Late last year, artist Darek Zabrocki, whose resume includes Planet of the Apes, Netflix’s Love + Robots, Sonic The Hedgehog 2 and major video game franchises like Call of Duty: Modern Warfare, Assassin’s Creed and The Witcher, found his artwork was being used as well. Zabrocki told Paste that he has always been excited about incorporating new technologies into his work. But, while the tech behind Stable Diffusion looks promising, the underlying ethics are completely off.

“AI generators are trained on human art and human creations. It takes artists’ work without their consent in order to make ‘new’ pictures or to ‘copy’ a style of an artist to feature that on an AI-generated picture,” Zabrocki told Paste via email. “Taking a chunk of artists’ work, making a mish-mash of these art pieces in order to spit out a new piece within a minute is what makes AI problematic, and it seriously violates the copyright laws on many levels.
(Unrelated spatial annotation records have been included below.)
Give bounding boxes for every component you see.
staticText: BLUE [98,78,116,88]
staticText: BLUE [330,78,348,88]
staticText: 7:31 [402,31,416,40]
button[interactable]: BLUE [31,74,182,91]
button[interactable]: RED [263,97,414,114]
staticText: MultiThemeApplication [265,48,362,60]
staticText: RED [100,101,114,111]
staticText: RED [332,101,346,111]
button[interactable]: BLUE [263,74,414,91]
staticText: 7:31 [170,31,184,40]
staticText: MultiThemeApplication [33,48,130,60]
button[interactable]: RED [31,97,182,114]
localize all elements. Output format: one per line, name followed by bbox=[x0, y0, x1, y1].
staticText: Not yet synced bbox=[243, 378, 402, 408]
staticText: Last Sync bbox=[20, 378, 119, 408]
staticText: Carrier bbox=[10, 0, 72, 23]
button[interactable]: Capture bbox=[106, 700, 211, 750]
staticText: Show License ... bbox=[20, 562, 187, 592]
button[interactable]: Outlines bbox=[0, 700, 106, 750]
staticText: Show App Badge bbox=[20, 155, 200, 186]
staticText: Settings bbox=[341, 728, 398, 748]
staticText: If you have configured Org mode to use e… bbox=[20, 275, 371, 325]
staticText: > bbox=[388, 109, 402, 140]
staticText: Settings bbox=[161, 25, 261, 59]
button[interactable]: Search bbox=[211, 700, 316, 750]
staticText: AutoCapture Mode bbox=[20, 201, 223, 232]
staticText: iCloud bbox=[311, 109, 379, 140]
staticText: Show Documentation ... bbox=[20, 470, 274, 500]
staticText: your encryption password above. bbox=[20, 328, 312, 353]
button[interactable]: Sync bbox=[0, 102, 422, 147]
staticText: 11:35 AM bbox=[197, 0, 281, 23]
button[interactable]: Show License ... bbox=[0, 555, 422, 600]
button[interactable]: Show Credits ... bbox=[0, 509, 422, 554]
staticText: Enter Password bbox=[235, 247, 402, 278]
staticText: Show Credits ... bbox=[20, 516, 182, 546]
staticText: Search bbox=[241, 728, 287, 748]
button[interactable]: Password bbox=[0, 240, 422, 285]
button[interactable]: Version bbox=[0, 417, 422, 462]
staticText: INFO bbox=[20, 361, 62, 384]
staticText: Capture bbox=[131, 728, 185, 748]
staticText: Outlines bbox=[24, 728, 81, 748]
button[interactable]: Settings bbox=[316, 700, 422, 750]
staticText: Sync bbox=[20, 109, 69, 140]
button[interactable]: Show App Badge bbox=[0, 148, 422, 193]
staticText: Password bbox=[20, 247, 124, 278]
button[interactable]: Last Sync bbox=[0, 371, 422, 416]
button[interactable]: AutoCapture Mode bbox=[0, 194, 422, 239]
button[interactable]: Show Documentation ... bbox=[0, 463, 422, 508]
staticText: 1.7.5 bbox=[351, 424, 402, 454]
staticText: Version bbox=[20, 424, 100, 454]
Especially if such ‘art’ is going to be used commercially.”

In September 2022, a company known as Spawning created the site HaveIBeenTrained.com to search the LAION-5B image set, a collection of 5.8 billion images that have been used to train popular AI art models. Shortly thereafter, ArsTechnica reported that a California-based AI artist who goes by the name Lapine discovered private medical record photos taken by her doctor in 2013 referenced in the LAION-5B set. In December, Stability AI announced it would allow artists to remove their work from the training dataset for an upcoming Stable Diffusion 3.0 release.

As a concept artist, Zabrocki said he has always been excited about incorporating new technologies into his workflow. Years back, it was all about implementing 3D, then VR. “Some new tools become standard, some of them drop off never to be heard from again,” he said. Zabrocki recalled testing Midjourney during its first phase of development and it “seemed like a cool way to generate random shapes and rough compositions.”

“In order to produce art on the top level in the entertainment industry, you must be flexible and keep your mind open to new things,” he said. “The tech behind AI itself looks and sounds promising, boosting up your efficiency by automating some of the process or helping you during tedious tasks while you’re constantly working under the time pressure. Of course you can still spot some weird problems with rendering or some repeated glitches but I think it’s only getting better now. I cannot say I would just do 100% of my commercial work with AI-generated pieces though. I still do think that for brainstorming and ideas, it’s cool, but the ethical side needs to be resolved and formulated by the law.”

Moving forward, Zabrocki said he wants to see clearly stated regulations and boundaries on AI’s use of art. But he doesn’t want a ban. In his words, people need to figure out how “AI can help artists, not blatantly push to replace them.”

Jimmy Gunawan is a generalist/technical CG (Computer Graphics) artist currently based in Sydney, Australia, and created Blender Sushi, a blog dedicated to exploring 3D art. Gunawan said the main lesson as computer artists is “that you must continuously care about your tools, apart from having to also care about the art.”

Gunawan said he’s only been using AI Art tools for a few months, but he’s been fascinated with its progress over the past year. In addition to Midjourney, Gunawan said he dabbled with DallE Craiyon and Stable Diffusion, starting in their early days. An avid Blender 3D user, Gunawan said he also uses add-ons that utilize AI, such as Dream Textures.

Gundawan points out the tech has gotten so popular, you can use your iPad or iPhone to experiment with AI Art. Gundawan said to protect works from “AI Artist Thieves”, he believes artists really need to make a name for themselves and have some kind of presence online, via YouTube, Tiktok or even Twitter.

“I believe the AI tool has an amazing potential for every individual artist to let them be more open with variations of ideas, open up their mind on ‘remixing’ and diffusing ideas with others. The AI can think and add random variations a lot faster than our brain,” he said. “Although of course, in the end, the artist still has to do some filtering and finding the one that really sparks and enhances the original ideas.”